Eski bir gazetenin sararmış sayfalarından birinde yeniden karşıma çıkan eskimiş o tek hece. Üstelik bu bahsin yolu ayrılıktan da geçmiyor. Kolay istenirse kolayı veriyor o her şeyi Kolay Kılan. Bir yaşam serüveninin çeyreğinde belki tam ortasında beliren yeni bir iz, yeni bir mecra. Ezelden yazılı her şey, ne şaşırtıcı ne üzücü üstelik. Kalbim atmıyor, gece kadar sessiz düşünceler. Peki ya geride kalanlar olduğu gibi mi yaşayacaklar?

Her şey zamanla her şeye benziyor. Her şeyin astarı her şeyin yüzü. Gözlere ise bakan gerekti. Gözlerimi kaybettim. Onca sözden geriye kalan bir kulunç ağrısı. Sözlerim ki gülünç üstelik.

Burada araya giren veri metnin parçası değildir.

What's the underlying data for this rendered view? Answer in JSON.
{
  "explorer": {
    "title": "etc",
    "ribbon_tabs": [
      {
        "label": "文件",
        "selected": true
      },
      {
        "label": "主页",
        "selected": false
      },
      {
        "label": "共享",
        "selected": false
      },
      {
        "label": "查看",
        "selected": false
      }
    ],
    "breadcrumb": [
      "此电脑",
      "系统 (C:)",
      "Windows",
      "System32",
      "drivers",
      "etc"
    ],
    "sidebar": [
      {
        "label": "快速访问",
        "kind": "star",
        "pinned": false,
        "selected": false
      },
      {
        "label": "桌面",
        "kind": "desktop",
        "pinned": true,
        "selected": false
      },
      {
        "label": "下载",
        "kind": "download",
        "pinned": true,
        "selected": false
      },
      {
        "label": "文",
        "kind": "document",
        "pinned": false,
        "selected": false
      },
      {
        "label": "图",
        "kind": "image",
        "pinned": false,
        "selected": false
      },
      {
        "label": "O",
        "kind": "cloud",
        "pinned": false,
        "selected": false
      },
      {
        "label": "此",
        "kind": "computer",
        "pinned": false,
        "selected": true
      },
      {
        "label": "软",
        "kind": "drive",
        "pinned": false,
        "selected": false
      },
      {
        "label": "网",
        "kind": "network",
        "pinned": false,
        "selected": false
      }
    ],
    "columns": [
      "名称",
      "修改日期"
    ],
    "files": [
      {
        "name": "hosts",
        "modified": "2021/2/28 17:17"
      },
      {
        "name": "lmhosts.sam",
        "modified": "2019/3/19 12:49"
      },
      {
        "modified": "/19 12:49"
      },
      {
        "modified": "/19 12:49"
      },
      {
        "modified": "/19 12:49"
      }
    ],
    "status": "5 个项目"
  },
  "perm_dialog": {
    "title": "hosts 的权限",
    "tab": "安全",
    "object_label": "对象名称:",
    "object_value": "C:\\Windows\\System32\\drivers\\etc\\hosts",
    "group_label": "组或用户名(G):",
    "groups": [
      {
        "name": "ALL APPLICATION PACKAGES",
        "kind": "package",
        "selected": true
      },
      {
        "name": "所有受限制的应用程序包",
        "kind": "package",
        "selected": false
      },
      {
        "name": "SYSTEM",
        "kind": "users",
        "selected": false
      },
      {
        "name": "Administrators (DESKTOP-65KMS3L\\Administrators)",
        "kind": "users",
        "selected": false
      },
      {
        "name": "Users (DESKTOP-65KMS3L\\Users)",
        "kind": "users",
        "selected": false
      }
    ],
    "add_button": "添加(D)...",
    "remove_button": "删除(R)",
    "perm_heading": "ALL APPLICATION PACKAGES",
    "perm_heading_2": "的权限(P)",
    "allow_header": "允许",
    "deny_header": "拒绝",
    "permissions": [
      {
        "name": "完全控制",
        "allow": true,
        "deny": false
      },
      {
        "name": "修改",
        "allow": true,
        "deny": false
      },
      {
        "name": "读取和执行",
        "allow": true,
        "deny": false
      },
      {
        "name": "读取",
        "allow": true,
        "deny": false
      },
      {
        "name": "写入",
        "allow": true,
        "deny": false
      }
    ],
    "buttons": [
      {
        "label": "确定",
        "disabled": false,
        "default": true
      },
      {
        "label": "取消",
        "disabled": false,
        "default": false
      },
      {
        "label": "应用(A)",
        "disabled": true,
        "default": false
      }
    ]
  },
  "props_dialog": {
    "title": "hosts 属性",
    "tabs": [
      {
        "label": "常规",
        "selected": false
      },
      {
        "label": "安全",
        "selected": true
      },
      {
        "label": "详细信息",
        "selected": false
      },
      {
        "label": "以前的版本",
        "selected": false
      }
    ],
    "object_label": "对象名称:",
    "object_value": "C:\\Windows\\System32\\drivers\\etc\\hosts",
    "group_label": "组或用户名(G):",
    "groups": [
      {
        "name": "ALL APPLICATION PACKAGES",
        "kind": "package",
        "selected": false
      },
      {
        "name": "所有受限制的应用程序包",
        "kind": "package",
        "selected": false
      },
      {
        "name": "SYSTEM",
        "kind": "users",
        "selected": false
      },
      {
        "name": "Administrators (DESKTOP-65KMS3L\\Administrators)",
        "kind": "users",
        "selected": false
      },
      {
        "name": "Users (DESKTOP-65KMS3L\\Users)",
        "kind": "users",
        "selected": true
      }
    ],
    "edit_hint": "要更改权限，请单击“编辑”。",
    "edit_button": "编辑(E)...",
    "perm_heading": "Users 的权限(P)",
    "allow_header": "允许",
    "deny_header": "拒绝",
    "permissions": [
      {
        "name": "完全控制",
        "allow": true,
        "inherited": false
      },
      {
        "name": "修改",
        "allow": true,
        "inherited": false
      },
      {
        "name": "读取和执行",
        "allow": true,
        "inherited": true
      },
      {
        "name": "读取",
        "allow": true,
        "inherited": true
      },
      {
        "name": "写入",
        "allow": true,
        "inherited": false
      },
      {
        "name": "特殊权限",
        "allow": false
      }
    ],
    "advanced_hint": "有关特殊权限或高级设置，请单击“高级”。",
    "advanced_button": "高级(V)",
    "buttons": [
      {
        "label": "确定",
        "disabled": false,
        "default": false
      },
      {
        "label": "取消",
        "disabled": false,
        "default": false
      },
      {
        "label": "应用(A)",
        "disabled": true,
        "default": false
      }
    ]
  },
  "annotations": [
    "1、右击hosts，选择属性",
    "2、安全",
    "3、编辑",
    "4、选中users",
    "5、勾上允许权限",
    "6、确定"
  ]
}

Karşıdan geleni görmemek için kaldırımdan karşıya geçmek ya da dikine sürmek nalları. Sahipsiz mi kalacak şimdi o benzin istasyonundaki isli güller? İçinde ateşten diller gezinen bir şehir sular altında mı kalacak? Üzülmek için bir sebep yok, endişe için bir neden, ne sorulacak tek bir soru… Çok geçmeden üzerinden, her şey yine her şeye benzeyecek.

Güneş varken aynı toprağa bahar da düşer kış ta. Kendinden olmayan her düşünce kendi ellerine vurulmuş bir kelepçe. Varsayalım ki özgürsün. Kanat çırpmak istediğin gökyüzü hangisi? Uyku kadar tatlı, yitirmek kadar melankolik, aşk kadar huzurlu, sade ve esmer bir gökyüzü diliyorum.

Ölümsüz hayat arkadaşım, yalnızlığım, bazen çöl aslanı bazen ürkek bir ceylan. Dün bir kuştu avuçlarıma konan, bugün dudakları ısıran vahşi bir yılan. Ezberlenmiş bir cümle hiç değil, adı yok, tanığı yok bu sözün. Yeniden bir kez daha ayrılık. Ayrılık, ama neden ayrılık?